What Does HGS V Eli Lilly Mean for Canadian Law?

Human Genome Sciences Inc v Eli Lilly & Co [2011] UKSC 51 rev’g [2010] EWCA Civ 33 aff’g [2008] EWHC 1903 (Pat)  

Wednesday’s decision of the UKSC in Human Genome Sciences Inc v Eli Lilly is very interesting in its own right, but what impact will it have on Canadian law? In broad terms it demonstrates that there is a clear functional parallel between the European requirement of “industrial application” and the Canadian utility requirement; both deal primarily with the question of how far upstream in the innovation process a patent may be granted. We can no longer say that Europe has done away with the utility requirement; to a large extent they have just renamed it. This means that in principle Canadian courts and the Patent Office can look to UK and European law on industrial applicability for guidance in respect of questions of utility. The SCC, of course, has in recent years relied heavily on UK law in a number of important decisions. CIPO is also in the habit of looking to foreign law, particularly European law, for guidance in contexts where there is little Canadian case law. HGS v Lilly means that this course remains open in respect of utility.

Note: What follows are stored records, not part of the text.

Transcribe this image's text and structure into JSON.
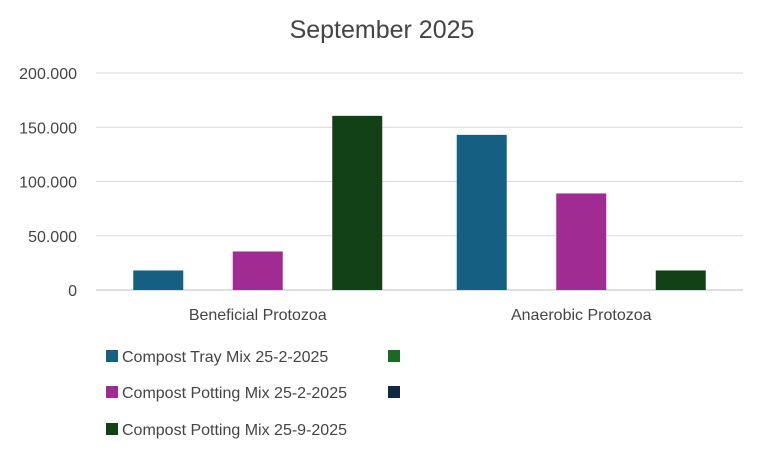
{
  "chart_data": {
    "type": "bar",
    "title": "September 2025",
    "categories": [
      "Beneficial Protozoa",
      "Anaerobic Protozoa"
    ],
    "series": [
      {
        "name": "Compost Tray Mix 25-2-2025",
        "color": "#156082",
        "values": [
          18000,
          143000
        ]
      },
      {
        "name": "Compost Potting Mix 25-2-2025",
        "color": "#A02B93",
        "values": [
          35500,
          89000
        ]
      },
      {
        "name": "Compost Potting Mix 25-9-2025",
        "color": "#124116",
        "values": [
          160500,
          18000
        ]
      }
    ],
    "extra_legend_swatches": [
      {
        "color": "#196B24"
      },
      {
        "color": "#0E2841"
      }
    ],
    "yticks": [
      "0",
      "50.000",
      "100.000",
      "150.000",
      "200.000"
    ],
    "ytick_values": [
      0,
      50000,
      100000,
      150000,
      200000
    ],
    "ylim": [
      0,
      200000
    ],
    "grid": true,
    "legend_position": "bottom-left"
  }
}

With that said, at the intermediate level of the specifics of doctrine, there are very significant differences between European and Canadian law that mean the specific holdings of UK courts of the EPO Boards of Appeal may not be directly transferable to the Canadian context. In particular, Canadian law on how far upstream a patent may be granted has developed through the doctrine of sound prediction. European law has no such doctrine. While it came to us from the UK, it was abandoned there with the Patents Act, 1977 which implemented the European Patent Convention. Paradoxically, this arguably makes HGS more relevant than it might initially appear. In stating the principles applicable where a patent discloses a new protein and its encoding gene, the UKSC held that “[a] ‘plausible’ or ‘reasonably credible’ claimed use, or an ‘educated guess’, can suffice” to establish industrial applicability [107(viii)]. This may appear to set a different, perhaps lower, standard than the requirement of “sound” prediction that is established in Canadian law. However, the UKSC principles are not directed to a predicted use at all, as sound prediction is not a basis for demonstrating industrial applicability. The UKSC held that a “plausible” use is sufficient to establish what would in Canada be called a demonstrated use, not merely a sound prediction.

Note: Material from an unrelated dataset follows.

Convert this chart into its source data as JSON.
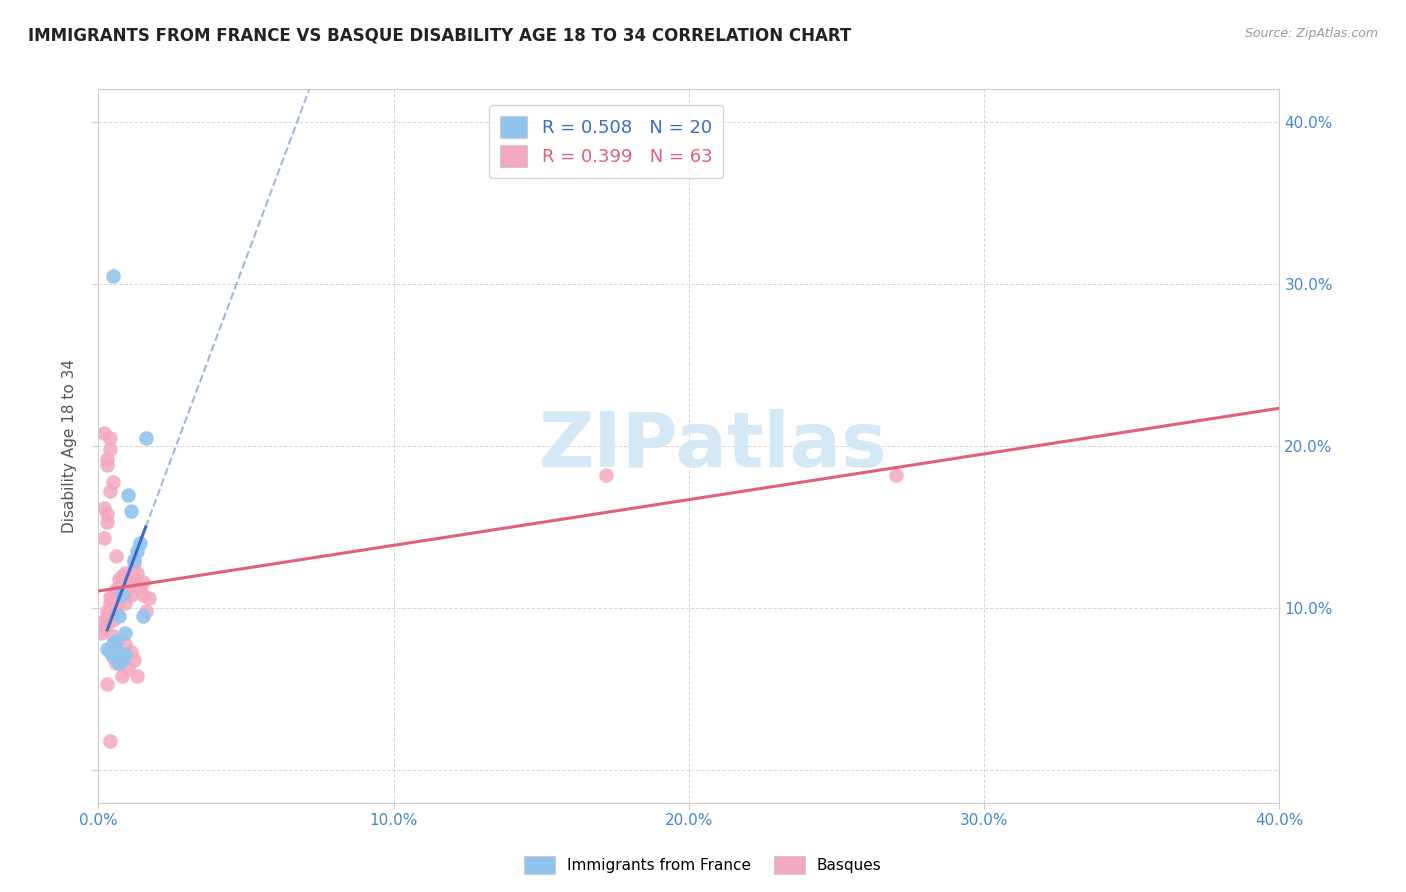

The question remains as to whether the UKSC has drawn the line further upstream than is permitted in Canadian law. This question is difficult to answer, particularly given the fact specific nature of the inquiry, emphasized by Lord Neuberger at [2]. Further, the test of a “plausible” use was not of general application, but was directed specifically to “[w]here a patent discloses a new protein and its encoding gene” [107]. Thus the relevance of HGS is emphatically not whether a requirement of sound prediction as a matter of law should be replaced by a requirement for plausible prediction; it is whether, in the case of a patent for a new protein and its gene, demonstrated utility is established by a plausible use. Lord Neuberger’s primary aim in setting out these principles was to ensure that “the law in this area is as clear, consistent and certain as possible” [2]. Consequently, the HGS provides authoritative detailed guidance on this narrow but important point. Moreover, because the UK courts view European harmonization as a particularly important goal given the common basis of European patent law in the EPC, the primary basis for the guidelines set out by the UKSC was the case law of the EPO Technical Board of Appeals. This means that the guidelines set out in HGS represent not just UK law, but also the EPO position. While one might normally accept the UKSC interpretation of the EPO case law at face value, in this case Jacob LJ in the EWCA and Kitchin J at trial, both highly respected patent judges, also considered the EPO case law, and came to the opposite conclusion. I therefore reviewed all the TBA cases cited by the EWCA and the UKSC. With due respect for Jacob LJ, my view is that Lord Neuberger was correct to conclude that the lower courts had misinterpreted the EPO case law. The great weight of the TBA case law is consistent with the UKSC decision in HGS: while the early leading decision in T 0870/04 comes to a contrary conclusion on similar facts, all subsequent decisions involving very similar facts, in particular, T 0604/04, T 0898/05, T 1165/06 and T 0018/09 (the TBA decision respecting the same patent), are consistent in reasoning and outcome with the UKSC position. (The other cited TBA cases are distinguishable.)

Clarity and predictability are just as important in Canada as in Europe. While harmonization with EPO law in particular is not as pressing for Canada as for the UK, consistency with the law of other jurisdictions is important in light of the practical reality that Canada is effectively just one part of a world-wide patent system. These considerations suggest that on the specific point of whether patents claiming a new protein and encoding gene satisfy the utility requirement, the principles set out by Lord Neubeger in HGS deserve very serious consideration in Canada.